From the depths
For Wendy Knight, serving the public is a family affair. Her father is a retired Chicago police officer, while she has spent the last 12 years as a telecommunicator for the Bixby (Okla.) Police Department’s 911 center.
The Bixby call center dispatches both fire and police. Dispatchers answer four 911 emergency phone lines and five non-emergency police and fire phone lines. The system is IP-based, and all data are displayed on a computer-aided dispatch system in real-time. The CAD system also taps into camera feeds sent from video surveillance systems installed in the city’s major intersections.
“We are able to view the camera system and follow vehicles to tell the officers where to go because we can see it in real-time,” she said. “The camera system definitely helps us a lot.”
Knight is both a call-taker and dispatcher. To be successful, she constantly has to prioritize incidents and keep calm.
“It can be hectic sometimes,” Knight said. “In high-stress situations, that’s when we have to prioritize our calls because there are several times you have more than one thing at one time. That’s how you balance it. You have to decide what’s more pressing of an incident.”
Extremely high call volumes also pose a big challenge, Knight said. The ability to multi-task is crucial.
“A lot of times when you have several major emergencies, your instincts kick in and you just go on autopilot,” she said. “I definitely think multi-tasking is a natural ability because I’ve hired people we had to let go because they weren’t able to multi-task.”
The 911 center often makes call-takers work 10-hour shifts to ensure the public has reliable 911 services, because it is constantly short-handed, Knight said. She points to a high turnover rate in the field as one factor. And in the current economic climate, call-takers often are not replaced.
“Due to budgets, you’re not allowed to hire right away, which is the situation we are in now,” she said. “We’ve been down a person since February due to budget cuts, so that means when someone takes off a day we have to work extra shifts and overtime — that is the biggest challenge.”
Still, Knight enjoys her job, especially when a call ends in a positive manner. For example, she fielded a 911 call last year from an elderly woman. Her husband suffered a heart attack while driving, pressed on the gas and careened their vehicle into a 20-foot-deep lagoon. They were behind a furniture store, the caller told her. But as the couple was unfamiliar with the area, Knight had to guess where they were located. She dispatched the fire department to the presumed location.
Knight stayed on the line the entire time. The woman feared for her life; the car was filling with water and her husband was unresponsive.
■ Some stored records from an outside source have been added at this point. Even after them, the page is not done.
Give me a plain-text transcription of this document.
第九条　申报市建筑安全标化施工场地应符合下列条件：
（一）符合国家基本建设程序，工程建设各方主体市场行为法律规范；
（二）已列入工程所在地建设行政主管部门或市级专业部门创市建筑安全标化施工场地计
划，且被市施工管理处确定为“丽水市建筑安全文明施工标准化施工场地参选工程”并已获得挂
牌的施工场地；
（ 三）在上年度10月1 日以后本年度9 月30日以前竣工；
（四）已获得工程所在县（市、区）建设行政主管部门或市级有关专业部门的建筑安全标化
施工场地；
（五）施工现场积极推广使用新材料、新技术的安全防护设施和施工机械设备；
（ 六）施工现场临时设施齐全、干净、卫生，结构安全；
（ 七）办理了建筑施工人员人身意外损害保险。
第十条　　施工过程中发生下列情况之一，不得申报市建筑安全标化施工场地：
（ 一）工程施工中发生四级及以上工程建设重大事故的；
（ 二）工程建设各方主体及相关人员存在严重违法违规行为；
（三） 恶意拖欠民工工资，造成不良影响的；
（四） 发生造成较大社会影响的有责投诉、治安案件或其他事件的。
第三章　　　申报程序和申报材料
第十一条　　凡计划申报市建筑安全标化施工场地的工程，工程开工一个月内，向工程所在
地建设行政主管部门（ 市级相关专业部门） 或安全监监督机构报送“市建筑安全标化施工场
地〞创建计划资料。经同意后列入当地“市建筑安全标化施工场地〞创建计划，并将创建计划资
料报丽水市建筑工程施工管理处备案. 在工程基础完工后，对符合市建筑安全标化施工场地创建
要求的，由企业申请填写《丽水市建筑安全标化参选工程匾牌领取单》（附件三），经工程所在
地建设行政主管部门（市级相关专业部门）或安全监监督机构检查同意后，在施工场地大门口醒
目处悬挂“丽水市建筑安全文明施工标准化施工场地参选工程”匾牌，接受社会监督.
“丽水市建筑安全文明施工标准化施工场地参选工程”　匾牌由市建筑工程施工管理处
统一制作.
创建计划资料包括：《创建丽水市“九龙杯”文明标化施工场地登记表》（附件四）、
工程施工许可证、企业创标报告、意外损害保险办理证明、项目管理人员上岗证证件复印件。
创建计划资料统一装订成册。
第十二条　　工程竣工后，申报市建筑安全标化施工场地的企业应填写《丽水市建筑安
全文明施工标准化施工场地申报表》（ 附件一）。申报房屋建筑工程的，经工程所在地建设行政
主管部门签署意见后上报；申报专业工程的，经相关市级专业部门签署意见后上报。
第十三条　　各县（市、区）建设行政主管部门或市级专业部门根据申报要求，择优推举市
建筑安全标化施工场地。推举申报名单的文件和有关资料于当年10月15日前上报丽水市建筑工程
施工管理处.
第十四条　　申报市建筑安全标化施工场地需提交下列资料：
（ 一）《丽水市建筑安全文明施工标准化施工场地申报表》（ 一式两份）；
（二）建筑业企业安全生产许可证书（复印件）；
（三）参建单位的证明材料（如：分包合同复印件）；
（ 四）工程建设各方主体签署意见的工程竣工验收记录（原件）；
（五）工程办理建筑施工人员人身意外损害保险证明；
She listened to the woman panic about the possibility of drowning because the car was going under water.
Knight instructed her to move to the rear of the vehicle. Suddenly, she lost the caller. When the first responders arrived, the car was completely submerged, she said. They busted out the back of the car window, and there was the woman. She had found a small air pocket in the back of the vehicle and survived.
“We saved her,” she said. “It was a miracle and was just incredible. It was one of my best days on the job.”